Connect to share and comment
By Charles Abbott
WASHINGTON (Reuters) - U.S. regulators and livestock producers have failed to curb the use of antibiotics in cattle, pigs and poultry despite concerns that excessive use in meat production will reduce the drugs' effectiveness in humans, a panel of experts said.
"Meaningful change is unlikely in the future," concluded the 14-member panel, assembled by Johns Hopkins University, in a report released on Tuesday that quickly drew protests from livestock industry groups.
The release marked the fifth anniversary of a landmark 2008 Pew Charitable Trust report that called for an end to the sub-therapeutic use of antibiotics by livestock producers, as well as an end to practices such as tiny cages for laying hens.
Congressional hearings followed the release of that report, and the livestock industry went into damage control mode.
The Johns Hopkins' report said "additional scientific evidence has strengthened the case that these (non-therapeutic) uses pose unnecessary and unreasonable public health risks" of allowing bacteria to develop resistance to antibiotics.
"We have even better science to support the recommendations we have made," said Mary Wilson, an epidemiologist at Harvard University. "We are, in fact, running out of antibiotics. We are seeing infections that are untreatable."
More than 2 million Americans are sickened by antibiotic-resistant infections each year and 23,000 of them die, according to the U.S. Centers for Disease Control And Prevention.
Livestock industry leaders said the new report was a scare-mongering attack that did not provide a clear link between antibiotic use in livestock and the rise of antibiotic-resistant illness in humans.
Critics of antibiotic use are "just pushing a pre-set agenda," said Scott Hurd, an associate professor at Iowa State University who works on risk assessment.
Different antibiotics are prescribed for people than those used on livestock, industry groups noted. They tied drug-resistant bacteria strains to over-use of antibiotics by people.
Antibiotics are routinely sprinkled into U.S. cattle, hog and poultry feed to promote growth and are also used to prevent and treat illness. Agriculture accounts for 80 percent of antibiotic sales, according to the limited records available.
Robert Lawrence, director of the Johns Hopkins Center for a Livable Future, which produced the report, blamed "the political power of industrial agriculture" for lack of action on antibiotics and other reforms.
Legislation to expand the U.S. Food and Drug Administration's power over antibiotics use in livestock has stalled repeatedly in Congress.
"Antibiotics were invented to cure sick humans, not to compensate for unsanitary conditions on the farm or fatten animals up so they could sell for more at the market," said Rep. Louise Slaughter, a New York Democrat.

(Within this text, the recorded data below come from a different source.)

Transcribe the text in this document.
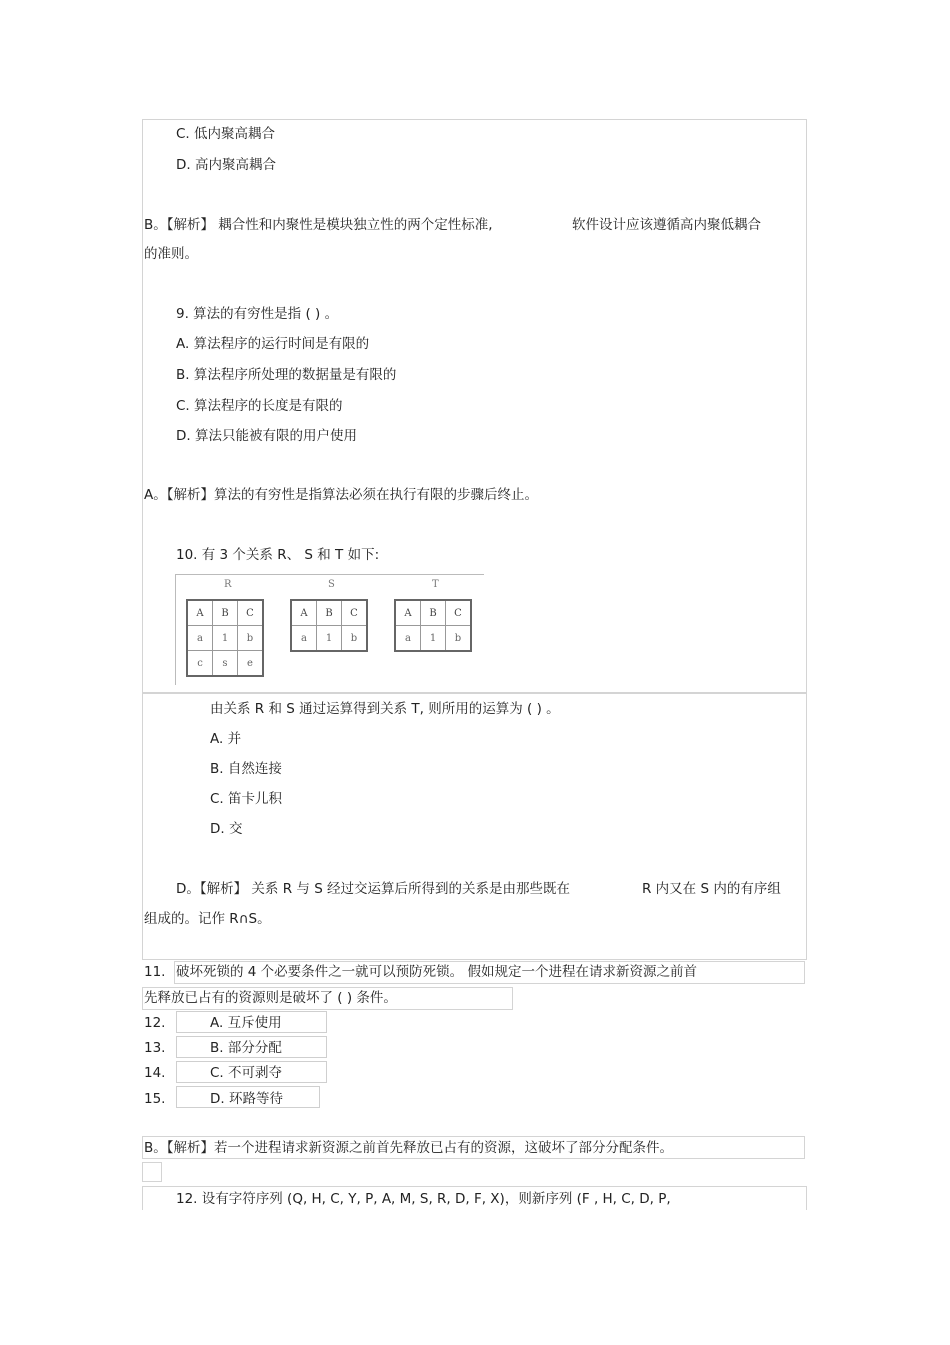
C. 低内聚高耦合
D. 高内聚高耦合
B。【解析】 耦合性和内聚性是模块独立性的两个定性标准,	软件设计应该遵循高内聚低耦合
的准则。
9. 算法的有穷性是指 ( ) 。
A. 算法程序的运行时间是有限的
B. 算法程序所处理的数据量是有限的
C. 算法程序的长度是有限的
D. 算法只能被有限的用户使用
A。【解析】算法的有穷性是指算法必须在执行有限的步骤后终止。
10. 有 3 个关系 R、 S 和 T 如下:
R
A	B	C
a	1	b
c	s	e
S
A	B	C
a	1	b
T
A	B	C
a	1	b
由关系 R 和 S 通过运算得到关系 T, 则所用的运算为 ( ) 。
A. 并
B. 自然连接
C. 笛卡儿积
D. 交
D。【解析】 关系 R 与 S 经过交运算后所得到的关系是由那些既在	R 内又在 S 内的有序组
组成的。记作 R∩S。
11. 破坏死锁的 4 个必要条件之一就可以预防死锁。 假如规定一个进程在请求新资源之前首
先释放已占有的资源则是破坏了 ( ) 条件。
12.	A. 互斥使用
13.	B. 部分分配
14.	C. 不可剥夺
15.	D. 环路等待
B。【解析】若一个进程请求新资源之前首先释放已占有的资源，这破坏了部分分配条件。
12. 设有字符序列 (Q, H, C, Y, P, A, M, S, R, D, F, X)，则新序列 (F , H, C, D, P,
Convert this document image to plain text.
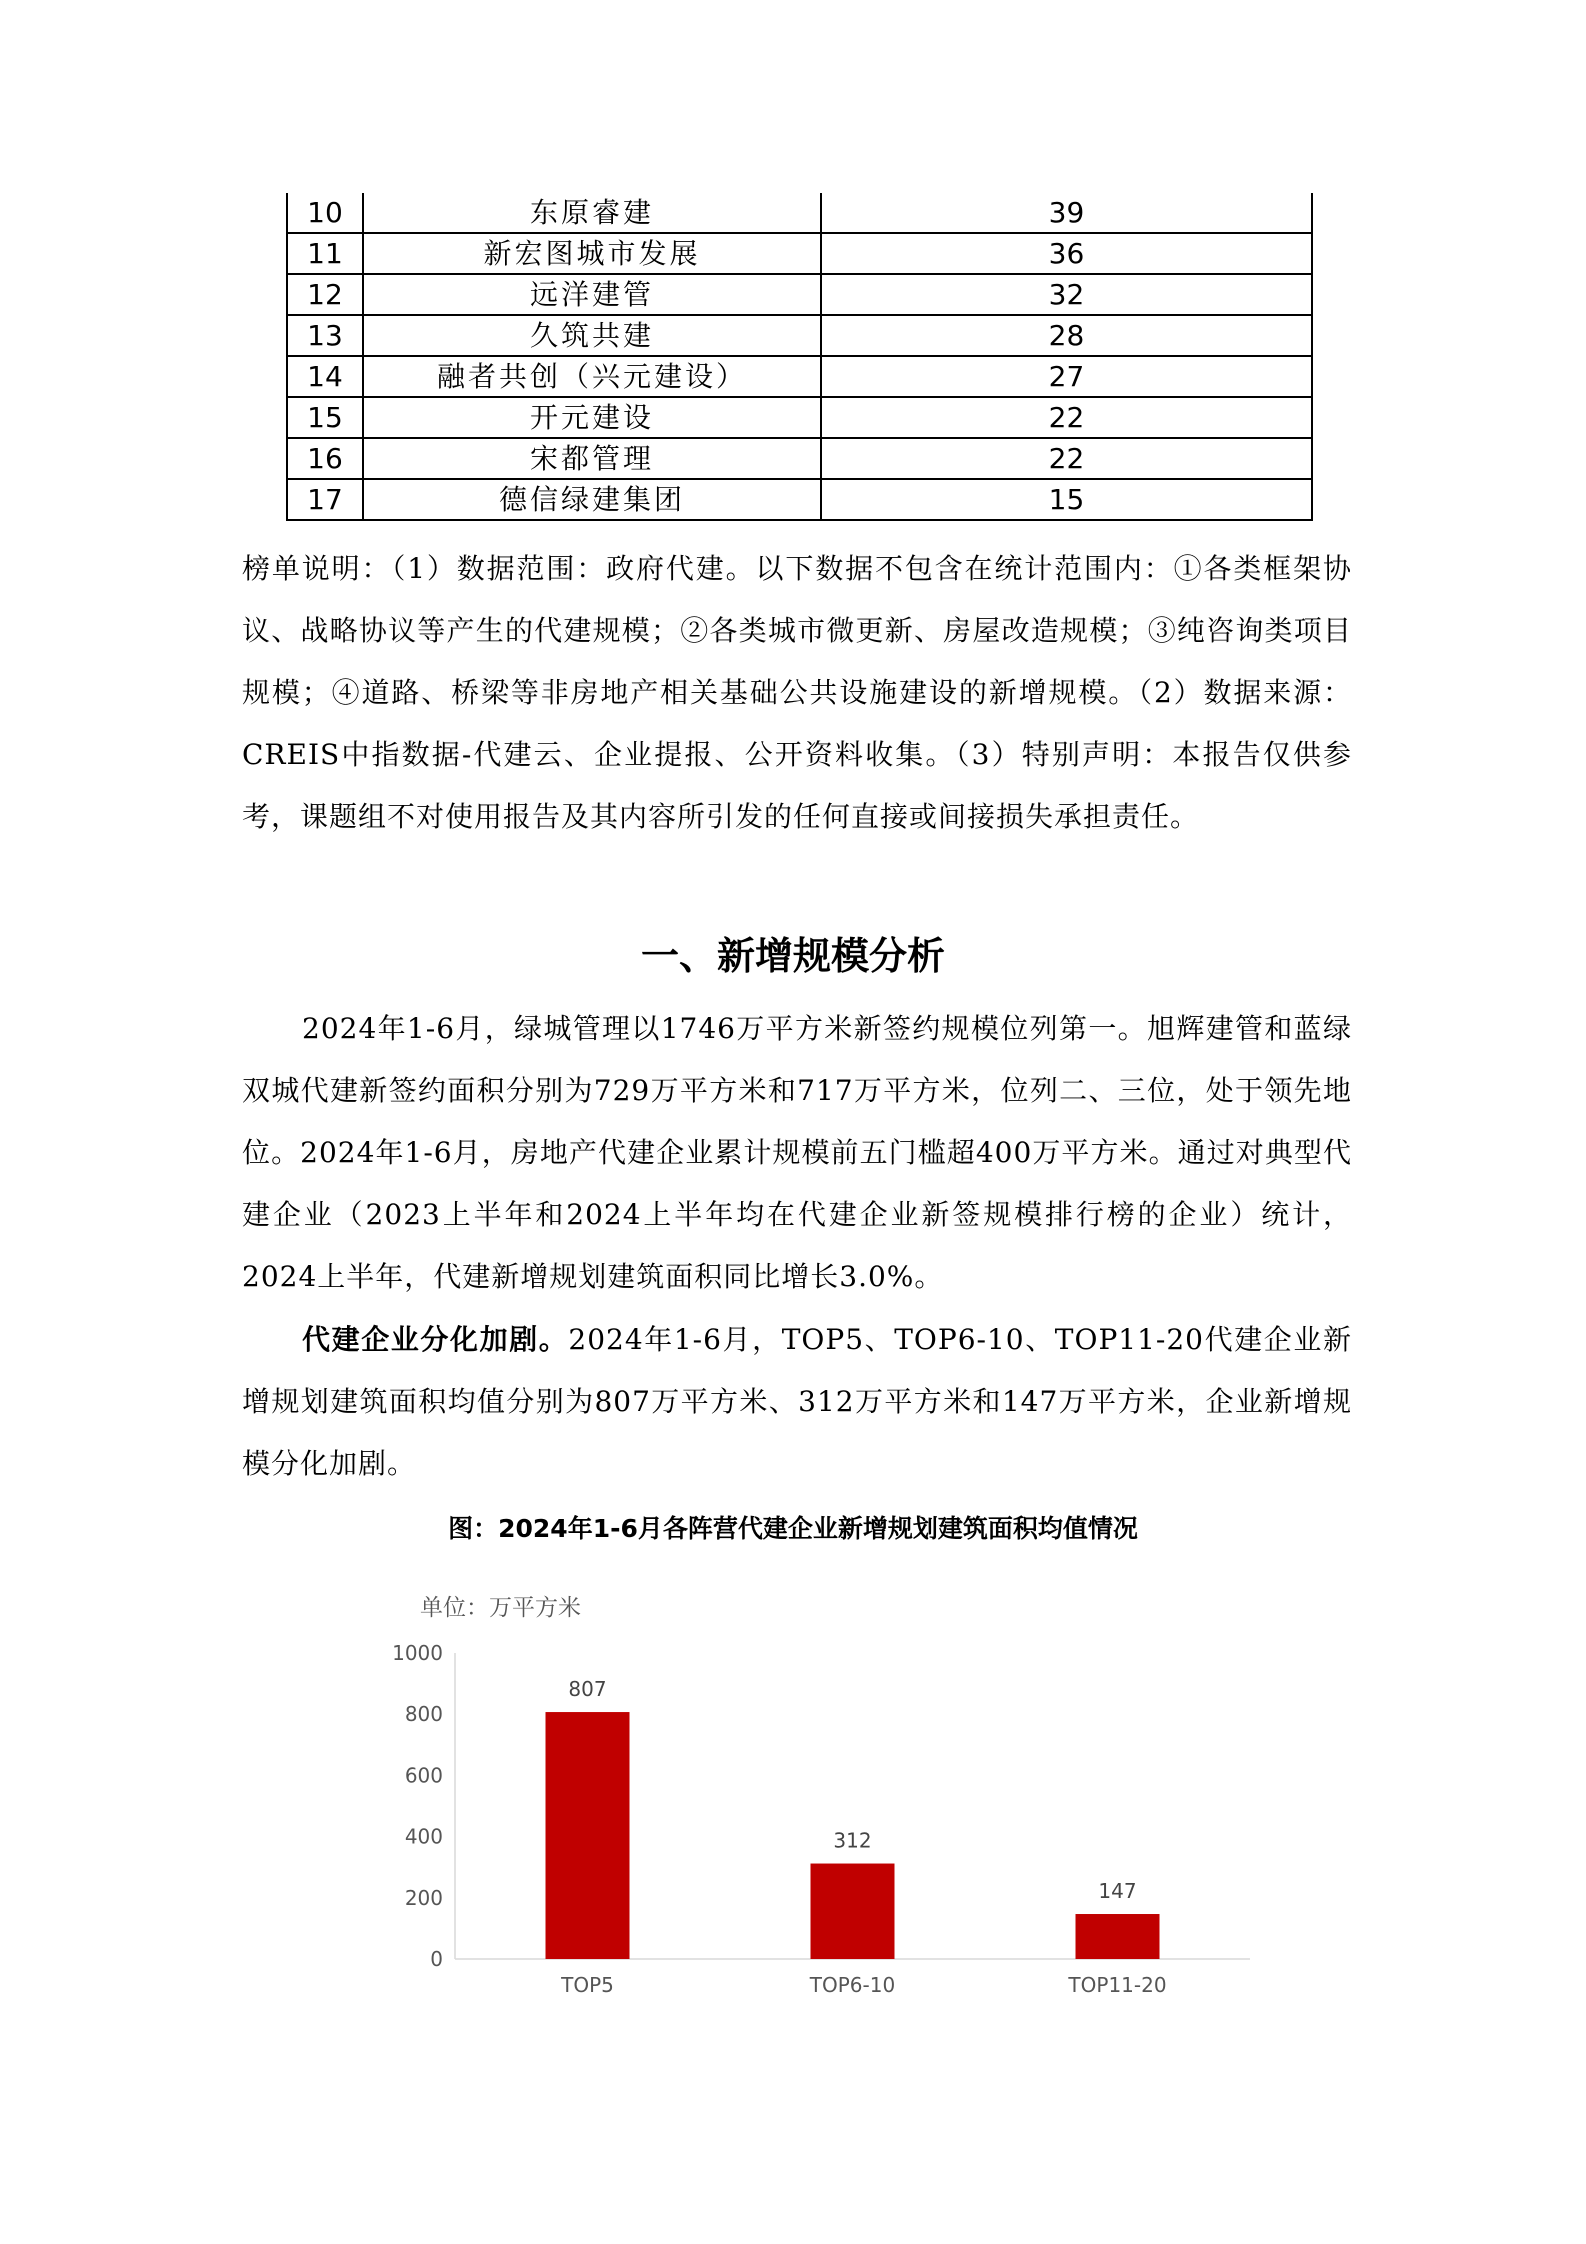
10	东原睿建	39
11	新宏图城市发展	36
12	远洋建管	32
13	久筑共建	28
14	融者共创（兴元建设）	27
15	开元建设	22
16	宋都管理	22
17	德信绿建集团	15

榜单说明：（1）数据范围：政府代建。以下数据不包含在统计范围内：①各类框架协议、战略协议等产生的代建规模；②各类城市微更新、房屋改造规模；③纯咨询类项目规模；④道路、桥梁等非房地产相关基础公共设施建设的新增规模。（2）数据来源：CREIS中指数据-代建云、企业提报、公开资料收集。（3）特别声明：本报告仅供参考，课题组不对使用报告及其内容所引发的任何直接或间接损失承担责任。

一、新增规模分析

2024年1-6月，绿城管理以1746万平方米新签约规模位列第一。旭辉建管和蓝绿双城代建新签约面积分别为729万平方米和717万平方米，位列二、三位，处于领先地位。2024年1-6月，房地产代建企业累计规模前五门槛超400万平方米。通过对典型代建企业（2023上半年和2024上半年均在代建企业新签规模排行榜的企业）统计，2024上半年，代建新增规划建筑面积同比增长3.0%。

代建企业分化加剧。2024年1-6月，TOP5、TOP6-10、TOP11-20代建企业新增规划建筑面积均值分别为807万平方米、312万平方米和147万平方米，企业新增规模分化加剧。

图：2024年1-6月各阵营代建企业新增规划建筑面积均值情况

单位：万平方米
0
200
400
600
800
1000
807
TOP5
312
TOP6-10
147
TOP11-20
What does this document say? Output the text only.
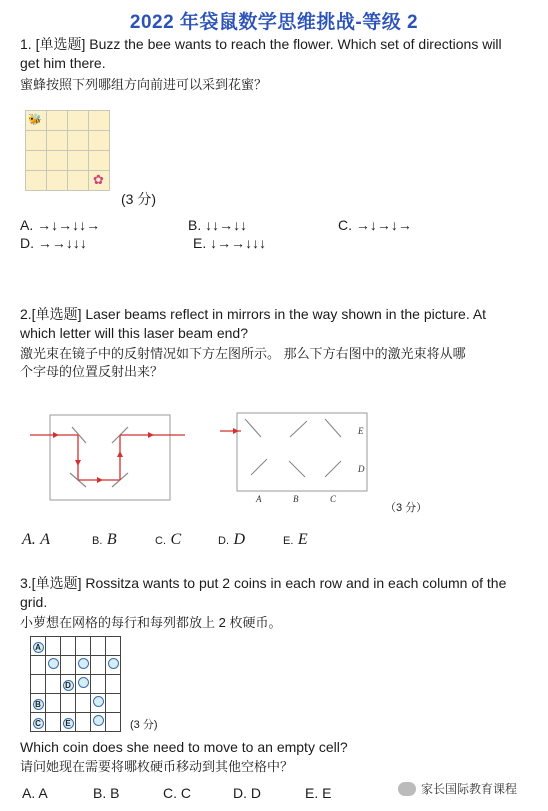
2022 年袋鼠数学思维挑战-等级 2
1. [单选题] Buzz the bee wants to reach the flower. Which set of directions will
get him there.
蜜蜂按照下列哪组方向前进可以采到花蜜？
🐝			

			✿
(3 分)
A. →↓→↓↓→	B. ↓↓→↓↓	C. →↓→↓→
D. →→↓↓↓	E. ↓→→↓↓↓
2.[单选题] Laser beams reflect in mirrors in the way shown in the picture. At
which letter will this laser beam end?
激光束在镜子中的反射情况如下方左图所示。 那么下方右图中的激光束将从哪
个字母的位置反射出来？
E
D
A	B	C
（3 分）
A. A	B. B	C. C	D. D	E. E
3.[单选题] Rossitza wants to put 2 coins in each row and in each column of the
grid.
小萝想在网格的每行和每列都放上 2 枚硬币。
A					

		D			
B					
C		E				(3 分)
Which coin does she need to move to an empty cell?
请问她现在需要将哪枚硬币移动到其他空格中？
A. A	B. B	C. C	D. D	E. E	家长国际教育课程
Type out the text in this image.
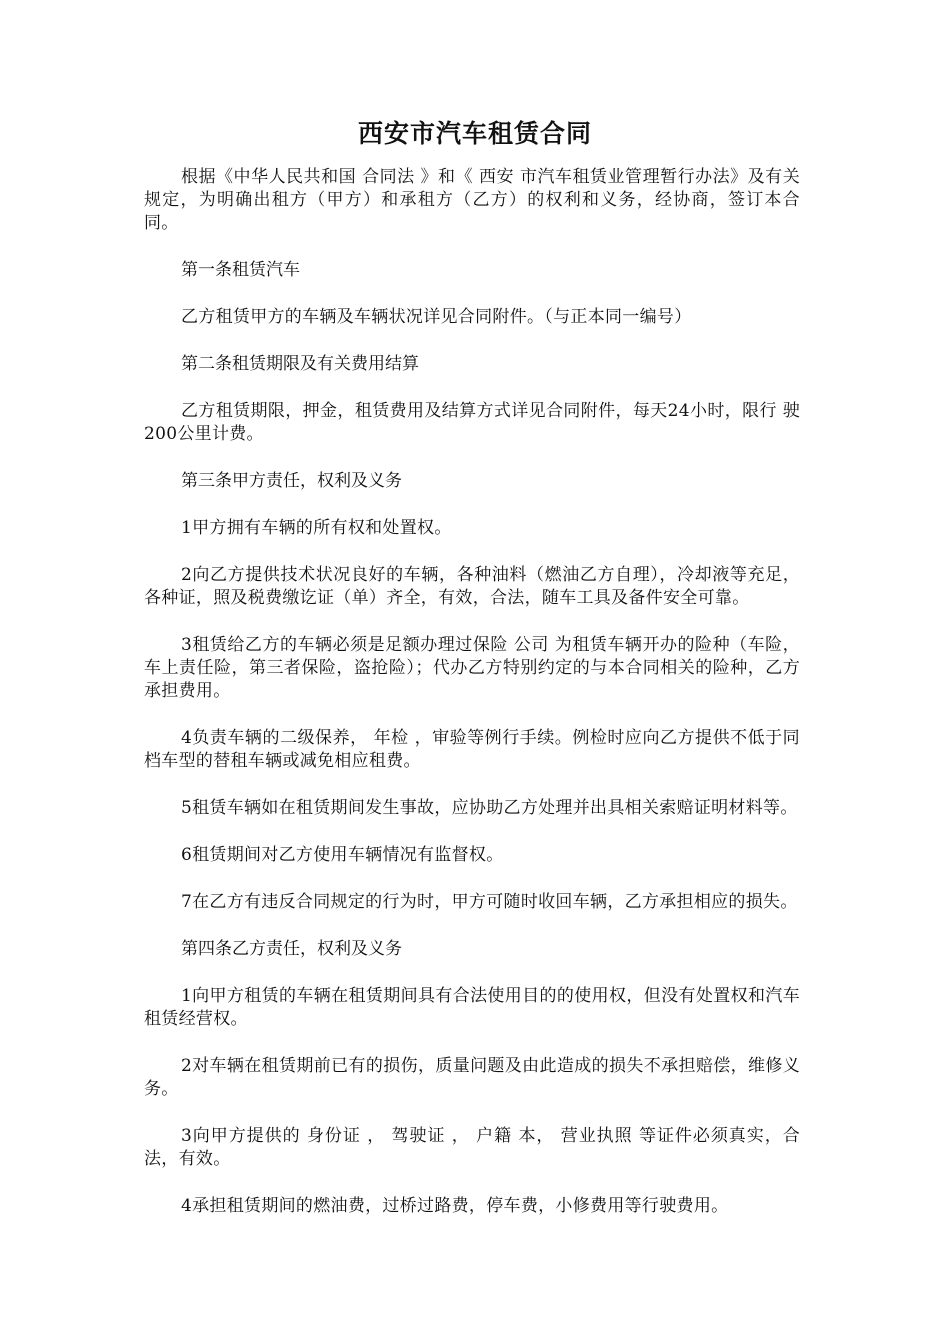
西安市汽车租赁合同

根据《中华人民共和国 合同法 》和《 西安 市汽车租赁业管理暂行办法》及有关规定，为明确出租方（甲方）和承租方（乙方）的权利和义务，经协商，签订本合同。

第一条租赁汽车

乙方租赁甲方的车辆及车辆状况详见合同附件。（与正本同一编号）

第二条租赁期限及有关费用结算

乙方租赁期限，押金，租赁费用及结算方式详见合同附件，每天24小时，限行 驶200公里计费。

第三条甲方责任，权利及义务

1甲方拥有车辆的所有权和处置权。

2向乙方提供技术状况良好的车辆，各种油料（燃油乙方自理），冷却液等充足，各种证，照及税费缴讫证（单）齐全，有效，合法，随车工具及备件安全可靠。

3租赁给乙方的车辆必须是足额办理过保险 公司 为租赁车辆开办的险种（车险，车上责任险，第三者保险，盗抢险）；代办乙方特别约定的与本合同相关的险种，乙方承担费用。

4负责车辆的二级保养， 年检 ，审验等例行手续。例检时应向乙方提供不低于同档车型的替租车辆或减免相应租费。

5租赁车辆如在租赁期间发生事故，应协助乙方处理并出具相关索赔证明材料等。

6租赁期间对乙方使用车辆情况有监督权。

7在乙方有违反合同规定的行为时，甲方可随时收回车辆，乙方承担相应的损失。

第四条乙方责任，权利及义务

1向甲方租赁的车辆在租赁期间具有合法使用目的的使用权，但没有处置权和汽车租赁经营权。

2对车辆在租赁期前已有的损伤，质量问题及由此造成的损失不承担赔偿，维修义务。

3向甲方提供的 身份证 ， 驾驶证 ， 户籍 本， 营业执照 等证件必须真实，合法，有效。

4承担租赁期间的燃油费，过桥过路费，停车费，小修费用等行驶费用。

Former Kansas Governor John Carlin, who chaired the review for Johns Hopkins, said growing public interest in food production eventually will outweigh today's anti-government mood, and "I would say to my friends in production agriculture the next few years would be a good time to cut some deals."
James Merchant, the former dean of public health at the University of Iowa, said research on antibiotic resistance was "getting much stronger and more specific." As well, he said, the incidence of antibiotic resistance declined in countries, such as Denmark, that restrict antibiotic use in livestock.
In one study in Pennsylvania, researchers said people have a greater chance of one type of antibiotic-resistant infection if they merely lived near fields fertilized with hog manure or high-density hog farms. The study was published on September 16 in the journal JAMA Internal Medicine.
A 2012 study published in a journal of the American Society for Microbiology concluded that the routine use of antibiotics by cattle feed lots may facilitate the emergence of antibiotic-resistant pathogens.
While the FDA has altered its guidelines to say antibiotics should be used only under the guidance of a veterinarian for prevention, control or treatment of disease, the Johns Hopkins report said there was a loophole. Drugmakers can ask for FDA approval of their products for disease prevention at the same dosages as when they were used to speed animal growth.
"This means that while antimicrobial approvals may change ... antimicrobial use may not," said the report.
Richard Raymond, a former agriculture undersecretary for food safety, said in a report for the Animal Agriculture Alliance, a livestock group, that antibiotics are part of an array of biological tools for livestock producers.
Among them are beta-agonists, a type of feed additive that helps animals gain weight more quickly, and man-made bovine hormones used to boost dairy production.
U.S. drugmaker Merck & Co. suspended U.S. and Canadian sales of Zilmax, the leading beta-agonist, on August 16 following concerns about cattle that appeared to be sore-footed or were having difficulty walking after being fed the additive.